Page 1: Biography
Presbyterian minister, university professor, writer
This biography, written by Peter Matheson, was first published in the Dictionary of New Zealand Biography, vol 2, 1993.
William Salmond was born in Edinburgh, Scotland, on 9 February 1835, the son of John Salmond, a grocer, and his wife, Agnes Reid. He studied in Edinburgh, graduating BA in 1853, and then MA. After four years studying theology in Scotland and Germany, Salmond became a minister at North Shields, near Newcastle, England, about 1858. He married Jane Paxton Young at Dunfermline, Fife, on 25 December 1861.
During a 17-year ministry he developed a lively reputation for innovation and moral courage. He challenged rigid Sabbatarianism and tackled the relationships between science and religion, and free will and providence. By 1871 he was questioning the view that those unconverted to Christianity in this life forfeited all hope of salvation, and in 1873 he argued for a freer interpretation of the Westminster Confession of Faith.

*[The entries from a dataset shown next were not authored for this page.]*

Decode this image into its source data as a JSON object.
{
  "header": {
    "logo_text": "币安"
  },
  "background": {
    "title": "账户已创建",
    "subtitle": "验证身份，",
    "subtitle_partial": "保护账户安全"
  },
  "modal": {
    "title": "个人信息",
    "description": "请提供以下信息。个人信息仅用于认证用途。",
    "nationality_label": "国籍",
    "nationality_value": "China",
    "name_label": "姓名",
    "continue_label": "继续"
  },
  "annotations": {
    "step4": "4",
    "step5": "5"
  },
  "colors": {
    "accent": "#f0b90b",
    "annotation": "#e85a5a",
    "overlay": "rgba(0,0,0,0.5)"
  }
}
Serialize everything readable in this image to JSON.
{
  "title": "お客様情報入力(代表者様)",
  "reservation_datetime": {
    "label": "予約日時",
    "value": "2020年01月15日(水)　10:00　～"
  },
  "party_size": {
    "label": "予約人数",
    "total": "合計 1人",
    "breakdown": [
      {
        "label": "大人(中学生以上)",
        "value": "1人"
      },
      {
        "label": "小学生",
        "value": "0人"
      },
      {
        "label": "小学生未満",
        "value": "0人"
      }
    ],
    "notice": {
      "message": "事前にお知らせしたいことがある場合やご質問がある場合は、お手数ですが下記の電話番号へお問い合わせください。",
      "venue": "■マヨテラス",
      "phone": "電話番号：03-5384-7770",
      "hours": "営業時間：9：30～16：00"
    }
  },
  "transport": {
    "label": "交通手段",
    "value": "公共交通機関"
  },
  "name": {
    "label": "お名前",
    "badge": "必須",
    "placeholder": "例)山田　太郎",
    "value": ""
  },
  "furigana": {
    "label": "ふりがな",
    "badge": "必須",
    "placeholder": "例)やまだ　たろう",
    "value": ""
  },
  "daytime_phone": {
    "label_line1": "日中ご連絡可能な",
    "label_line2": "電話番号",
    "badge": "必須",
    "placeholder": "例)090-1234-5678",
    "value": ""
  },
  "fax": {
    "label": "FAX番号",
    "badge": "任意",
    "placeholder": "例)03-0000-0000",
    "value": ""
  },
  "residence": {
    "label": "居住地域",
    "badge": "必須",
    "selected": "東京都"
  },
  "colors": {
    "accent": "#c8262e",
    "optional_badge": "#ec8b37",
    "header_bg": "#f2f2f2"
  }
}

In February 1876 Salmond and his family emigrated on the Corona to Dunedin, New Zealand, where he had been appointed the first professor of theology at the Presbyterian Theological College. He was described as 'a spare-built man, of diminutive stature.…his hands clasp the desk, the left shoulder being slightly raised above the right.' In addition, 'the general hue of the countenance give[s] abundant evidence of a sickly constitution.' With only one or two students to teach, Salmond plunged into the work of presbytery and the Synod of the Presbyterian Church of Otago and Southland. His dashing pen, oratorical skills and enthusiasm led to his being lionised by the Presbyterians of Otago.

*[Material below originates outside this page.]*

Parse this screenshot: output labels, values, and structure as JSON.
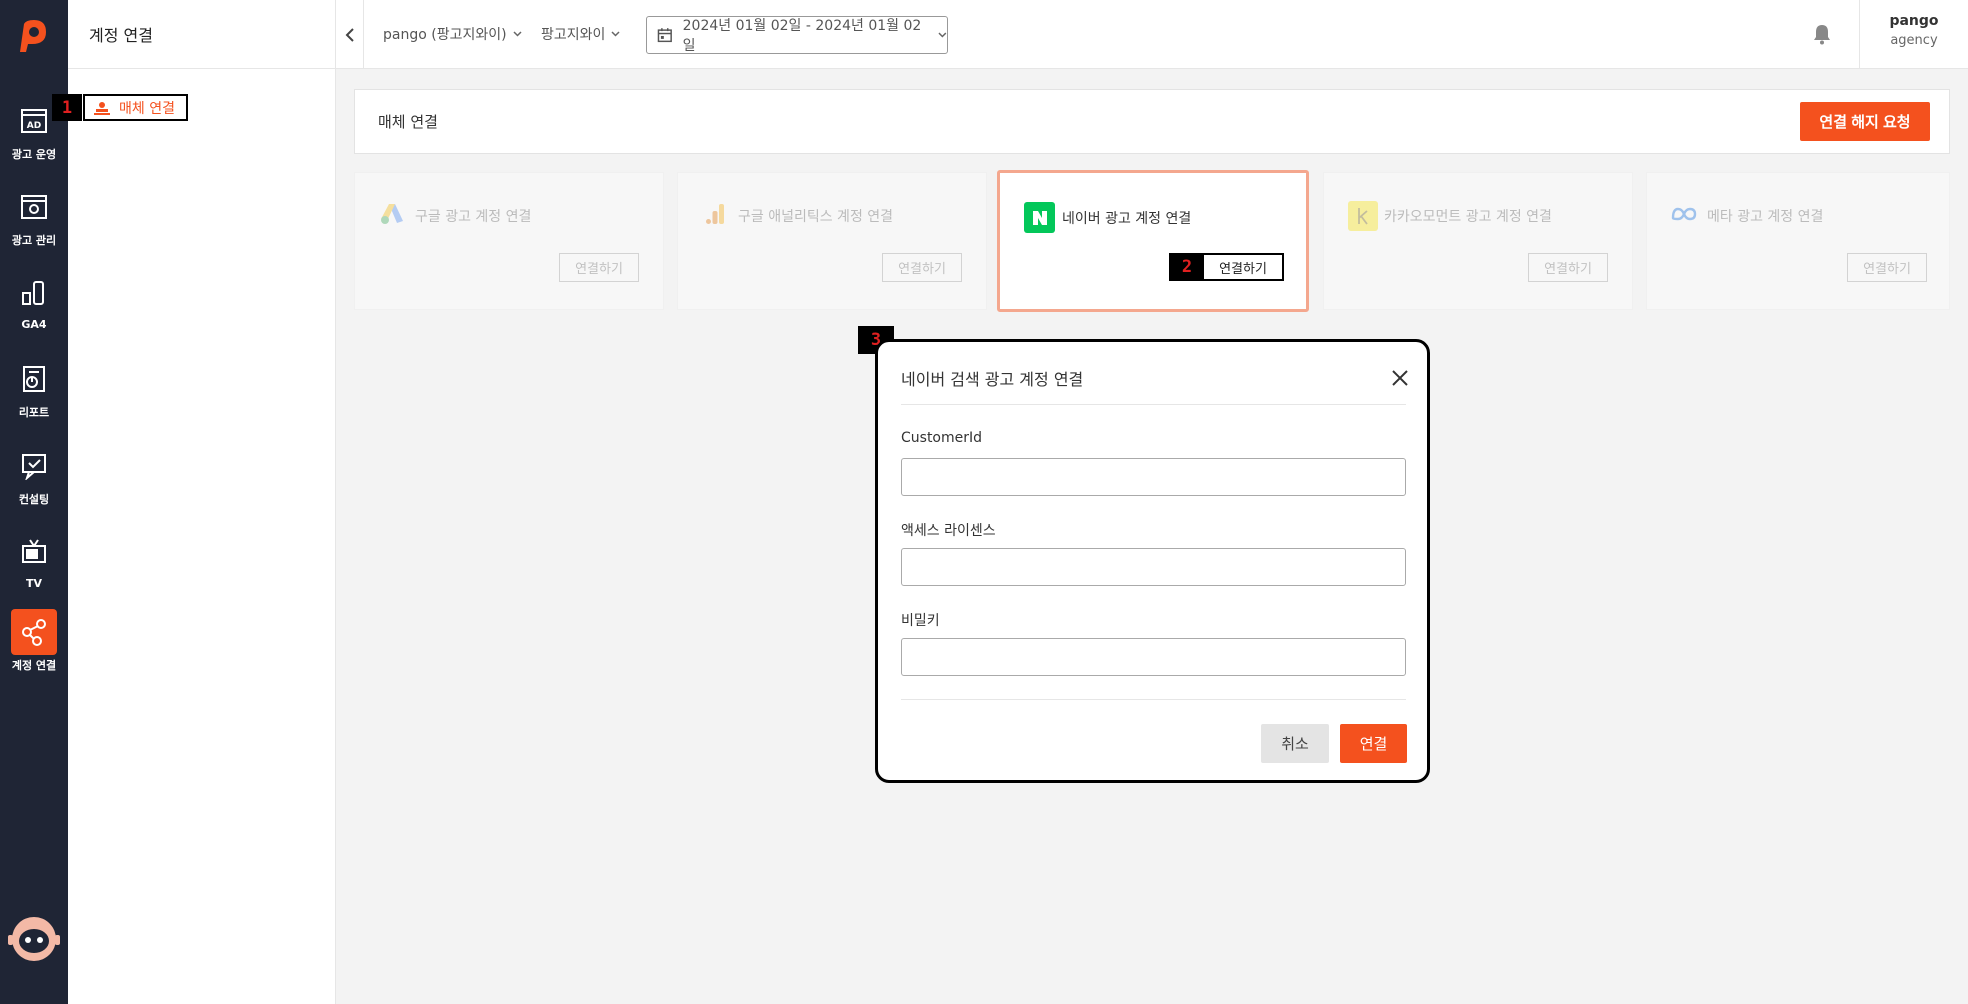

Salmond became an articulate apologist for the reasonableness of Christianity. In The Christian doctrine of providence and prayer, and the reign of law (1876), he engaged with the threat posed by the laws of science to Christianity's personalist understanding of the universe. Religion and science are found to be compatible: miracle and prayer neither subvert scientific law, since both can be thought of as forms of energy, nor are they irrational, since God always works 'in sweetest harmony with law and order'. God plays creation like a harpist; the labour of science and intuition of the Hebrew are at one. Although he pronounced Darwinism to be in deadly antagonism to Christianity, he later changed his views.

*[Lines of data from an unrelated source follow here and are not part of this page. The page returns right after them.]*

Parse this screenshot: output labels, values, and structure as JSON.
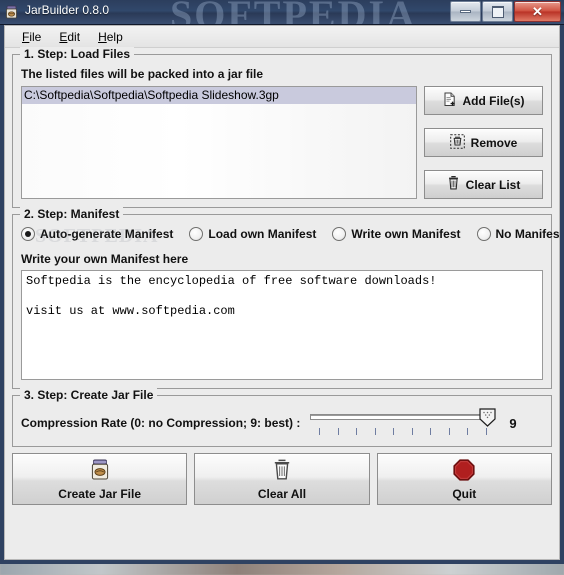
{
  "window": {
    "title": "JarBuilder 0.8.0",
    "app_icon": "jar-icon",
    "watermark": "SOFTPEDIA",
    "controls": {
      "minimize": "minimize",
      "maximize": "maximize",
      "close": "close"
    }
  },
  "menubar": {
    "items": [
      {
        "label": "File",
        "mnemonic": "F"
      },
      {
        "label": "Edit",
        "mnemonic": "E"
      },
      {
        "label": "Help",
        "mnemonic": "H"
      }
    ]
  },
  "step1": {
    "legend": "1. Step: Load Files",
    "description": "The listed files will be packed into a jar file",
    "files": [
      {
        "path": "C:\\Softpedia\\Softpedia\\Softpedia Slideshow.3gp",
        "selected": true
      }
    ],
    "buttons": [
      {
        "label": "Add File(s)",
        "icon": "document-add-icon"
      },
      {
        "label": "Remove",
        "icon": "trash-dashed-icon"
      },
      {
        "label": "Clear List",
        "icon": "trash-icon"
      }
    ]
  },
  "step2": {
    "legend": "2. Step: Manifest",
    "watermark": "SOFTPEDIA",
    "options": [
      {
        "label": "Auto-generate Manifest",
        "selected": true,
        "mnemonic": "g"
      },
      {
        "label": "Load own Manifest",
        "selected": false
      },
      {
        "label": "Write own Manifest",
        "selected": false
      },
      {
        "label": "No Manifest",
        "selected": false
      }
    ],
    "manifest_label": "Write your own Manifest here",
    "manifest_text": "Softpedia is the encyclopedia of free software downloads!\n\nvisit us at www.softpedia.com"
  },
  "step3": {
    "legend": "3. Step: Create Jar File",
    "compression_label": "Compression Rate (0: no Compression; 9: best) :",
    "compression_value": "9",
    "compression_min": 0,
    "compression_max": 9,
    "tick_count": 10
  },
  "actions": [
    {
      "label": "Create Jar File",
      "icon": "jar-icon"
    },
    {
      "label": "Clear All",
      "icon": "trash-icon"
    },
    {
      "label": "Quit",
      "icon": "stop-octagon-icon"
    }
  ],
  "colors": {
    "titlebar": "#31486b",
    "window_border": "#2f4262",
    "panel_bg": "#ececec",
    "selection": "#c9cadd",
    "close_button": "#c4402f",
    "quit_icon": "#a81f1f",
    "tick": "#6f7da1"
  }
}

Salmond's well-attended public lectures on the inspiration of Scripture and on the person of Christ were models of lucid and broad scholarship. In 1879 he took over the editing of James Copland's Evangelist, amalgamating it with the Missionary Record to form the New Zealand Presbyterian. He also gradually built up the infant Theological College, soliciting support and enthusiasm and laying the basis for its curriculum.
In 1886 the synod pushed through Salmond's appointment to the chair of mental and moral philosophy at the University of Otago in succession to Professor Duncan MacGregor, whose 'materialism' had affronted many Presbyterians. Almost immediately, however, Salmond's sensational The reign of grace appeared. It was far from a full apologia for universalism, but opponents were outraged by its arguments, its passionate language and its swingeing polemic against the 'intellectual terrorism' of classical Calvinism, whose inhumane and arbitrary deity kept people in existence 'for no reason but to inflict tortures on them through endless ages.' Salmond was bitterly, and rather unfairly, accused of concealing his true views until he found the safe haven of university employment. The pamphlet went through five editions, and provoked, among other responses, a closely argued reply from a Presbyterian elder, and an elegant, if rather disingenuous, riposte from James MacGregor, a conservative Presbyterian theologian from Oamaru. Salmond's views were pronounced heretical in presbytery, but a liberal group led by the ministers James Gibb and Rutherford Waddell and the layman Keith Ramsay were eventually able to convince their colleagues in presbytery and then in the synod that further action against him would not be opportune.
As a university teacher for 28 years Salmond won accolades from colleagues and students alike for his wit, clarity and humanity, but the controversy in which he had been embroiled seems to have scarred him. He produced little in the way of publications until his final, still more fiery pamphlet, Prohibition, a blunder (1911), which ran to five editions and again touched a nerve. Although not without an élitist, even misogynistic, flavour, it is a rather fine plea for individual human rights against 'vicious moral coddling'.
William Salmond's standing as a theologian was recognised by the awarding of doctorates of divinity from the University of Glasgow in 1882 and of Edinburgh in 1885. He died at Dunedin on 6 March 1917, survived by his wife (who died on 12 June 1919), four sons and four daughters.